The evidence of Ms Matare is equally innocuous in that all what she is saying is that she punched the computer and this is what came out. If Hitshmann's assailants could produce the guns he pointed out without any objection, I can perceive no logical reason why the production of relevant e-mails extracted by Ms Matare after he had pointed them out to her in the computer should be objectionable. Her evidence simply seeks to establish a link in the chain of evidence. The e-mails are therefore eminently admissible.
Looked at from another angle, judicial precedence both at home and abroad establish that executive statements made in furtherance of the commission of a crime are admissible against the conspirators or partners in crime. In the case of The State v Mathew Governor and Another H-H-9-07 I had occasion to quote with approval the wise words of GUBBAY CJ in the case of State v Sibanda 1992 (2) ZLR 438 at page 12 of my cyclostyled judgment when I remarked that
"It is true that generally an extra curial statement is admissible only against its maker, but the rule is subject to two exceptions. The two exceptions were amply articulated by GUBBAY CJ at page 441 when the learned Chief Justice observed that:
'It is only in two exceptional situations that an extra curial statement may be admitted not only as evidence against its maker but also as evidence against a co-accused implicated thereby. The first is whereby the co accused by his words accepts the truth of the statement so as to make all or part of it a statement of his own.
The second exception in the case of conspiracy, statements of one or two conspirators made in the execution or furtherance of a common desire are admissible in evidence against any other party in the conspiracy. See R v Miller and Anor 1939 AD 106 at Page 115, R v Mayet 1967 (1) SA 492 at 495F" (my emphasis)
In the Miller case (supra) WATERMEYER JA had this to say:
"There is a well recognized rule that the acts and declarations of one conspirator are admissible in evidence against another, provided that they are acts performed and declarations made in furtherance of the common purpose"
In this case we have been told by the state that the e-mails in question contain no ordinary narrative statements but executive instructions concerning the modalities of committing the crime charged. That being the case the e-mails snuggly fit into the second exception referred to by GUBBAY CJ in the Sibanda case (supra), thereby rendering the e-mails admissible at law.
In conclusion I am constrained to say that the purpose of a criminal trial is to determine the correct factual position without sweeping anything under the carpet or reducing the trial to a game of wits.

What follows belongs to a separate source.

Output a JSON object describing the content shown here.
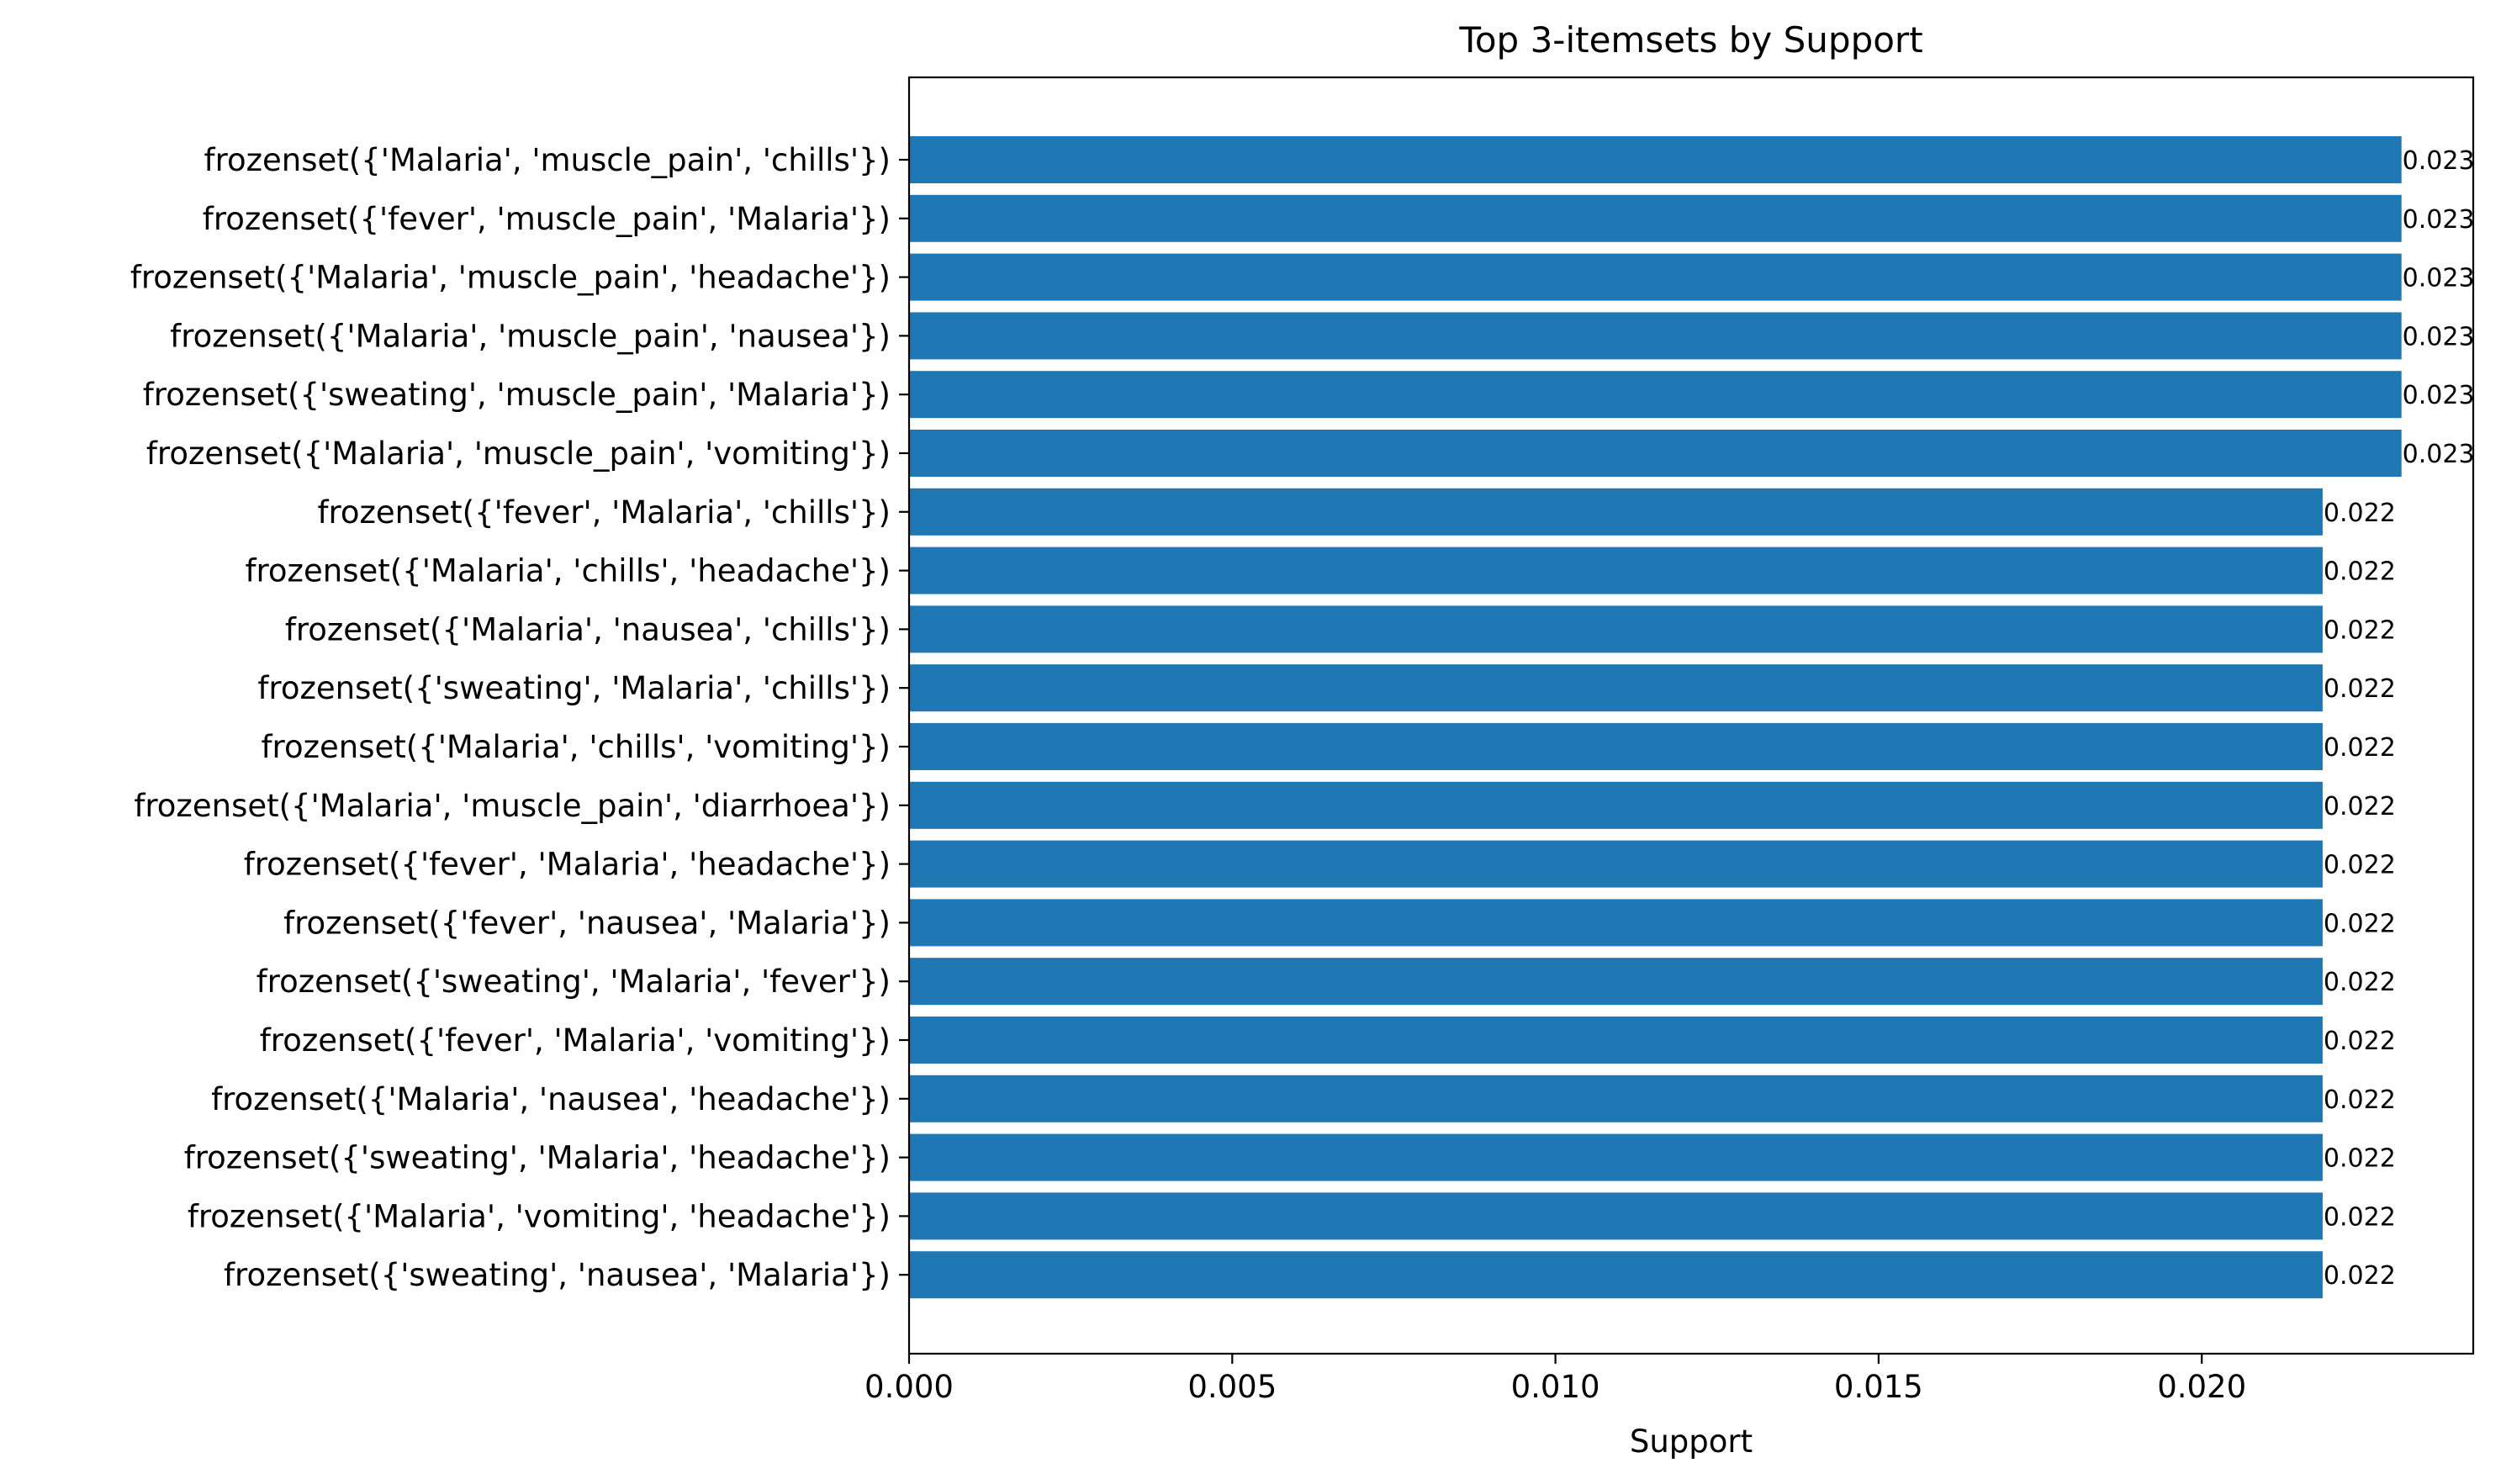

Having regard to the legal position I have articulated above, it is plain that the e-mails in question are relevant and vital to the just determination of this case. I therefore, hold that the e-mails are admissible against the accused.
It is accordingly ordered that the e-mails be and are hereby admitted in evidence as exhibit 13.
The Attorney General's Office,the States legal practitioners.
Mutetwa and Nyambirai, the accused's legal practitioners.